Helping students acquire learning and other cognitive and academic strategies, from early elementary school through high school, has become a standard of practice and one of the most strongly evidence-based practices in the field of education. (See tutorials on Cognitive and Learning Strategies; Reading Comprehension; Written Composition.) Strategy instruction is known to improve performance on academic outcome measures for students with and without disability. When properly implemented, strategy intervention can also boost the cognitive functioning of students with a variety of learning profiles. Three critical themes have emerged from the strategy intervention literature: (1) Strategy instruction needs to be embedded within the educational curriculum (versus an exclusively therapy-based intervention); (2) Strategy instruction needs to be explicit and intensive; (3) Strategy instruction needs to be long-term. In addition, teaching strategies is importantly complemented by explicit instruction in self-regulatory self-talk, including self-assessment, goal setting, self-instructing, self-monitoring, self-evaluating, and self-reinforcing. (See Tutorial on Self-Regulation Routines.)

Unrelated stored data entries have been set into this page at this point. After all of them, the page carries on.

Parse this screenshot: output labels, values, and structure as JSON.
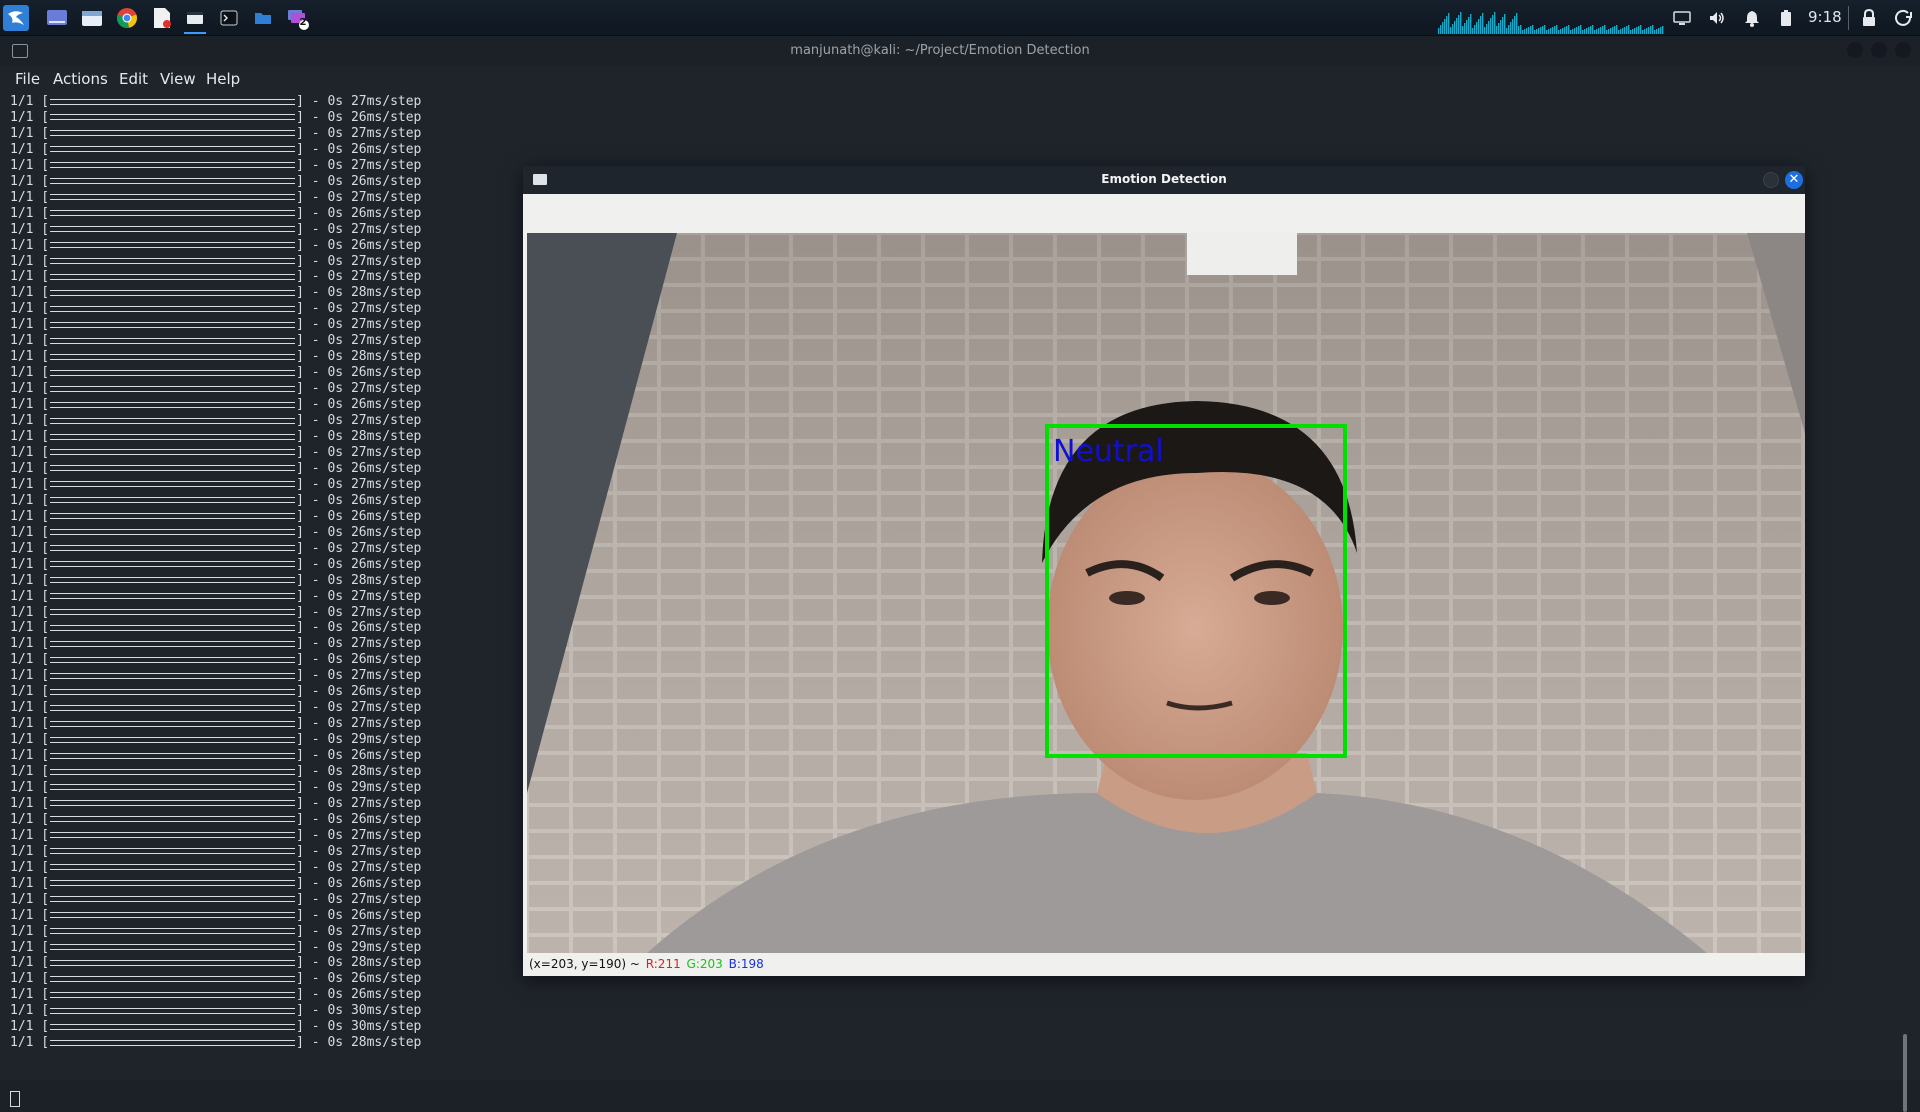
{
  "taskbar": {
    "clock": "9:18",
    "app_icons": [
      "kali-menu-icon",
      "workspace-icon",
      "file-manager-icon",
      "chrome-icon",
      "text-editor-icon",
      "terminal-window-icon",
      "terminal-icon",
      "folder-icon",
      "window-switcher-icon"
    ],
    "window_count_badge": "2"
  },
  "terminal": {
    "title": "manjunath@kali: ~/Project/Emotion Detection",
    "menu": [
      "File",
      "Actions",
      "Edit",
      "View",
      "Help"
    ],
    "lines": [
      "27ms/step",
      "26ms/step",
      "27ms/step",
      "26ms/step",
      "27ms/step",
      "26ms/step",
      "27ms/step",
      "26ms/step",
      "27ms/step",
      "26ms/step",
      "27ms/step",
      "27ms/step",
      "28ms/step",
      "27ms/step",
      "27ms/step",
      "27ms/step",
      "28ms/step",
      "26ms/step",
      "27ms/step",
      "26ms/step",
      "27ms/step",
      "28ms/step",
      "27ms/step",
      "26ms/step",
      "27ms/step",
      "26ms/step",
      "26ms/step",
      "26ms/step",
      "27ms/step",
      "26ms/step",
      "28ms/step",
      "27ms/step",
      "27ms/step",
      "26ms/step",
      "27ms/step",
      "26ms/step",
      "27ms/step",
      "26ms/step",
      "27ms/step",
      "27ms/step",
      "29ms/step",
      "26ms/step",
      "28ms/step",
      "29ms/step",
      "27ms/step",
      "26ms/step",
      "27ms/step",
      "27ms/step",
      "27ms/step",
      "26ms/step",
      "27ms/step",
      "26ms/step",
      "27ms/step",
      "29ms/step",
      "28ms/step",
      "26ms/step",
      "26ms/step",
      "30ms/step",
      "30ms/step",
      "28ms/step"
    ],
    "line_prefix": "1/1 [",
    "line_middle": "] - 0s "
  },
  "emotion_window": {
    "title": "Emotion Detection",
    "close_label": "✕",
    "emotion_label": "Neutral",
    "status_coords": "(x=203, y=190) ~ ",
    "status_r": "R:211",
    "status_g": "G:203",
    "status_b": "B:198"
  },
  "colors": {
    "box": "#00e000",
    "label": "#1010d0",
    "accent": "#1d6fe0",
    "graph": "#19a8c8"
  }
}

Cognitive Training Exercises
Cognitive training exercises (e.g., exercises designed to strengthen remembering, organizing, problem solving, and the like) continue to be popular in many special education and therapy settings. Unfortunately, studies of both adults with TBI and children with a variety of cognitive and learning disabilities have repeatedly shown that most cognitive exercises (e.g., repeated trials of remembering random information with no strategy component) are ineffective and should be avoided. In some cases it may be useful to introduce cognitive activities for purposes of helping students understand their own cognitive processes and what they can do strategically to be more effective (e.g., learning to use special procedures to focus attention or to memorize more effectively). To deal with transfer of training problems, classroom-based activities and materials are likely to be the most useful context for facilitating meta-cognitive awareness and for practicing strategies.
In some cases, attempts to train cognitive processes are inefficient or ineffective because the cognitive process is itself embedded in specific information content. For example, being able to categorize and sequence events is dependent on knowledge of the events in question, not on a “faculty of the mind” that is independent of content and therefore able to be “strengthened” with exercises. Therefore students who have difficulty sequencing or categorizing events need instruction in those relevant domains of content, not exercises in categorizing and sequencing. For example, a student who has difficulty sequencing the events of the American revolution needs instruction in American history, not sequencing exercises. Similarly “critical thinking” is known to be dependent on the domain of content in which the thinking is taking place. Therefore, critical thinking should be facilitated within specific academic domains (e.g., math, science, history) and across the entire curriculum.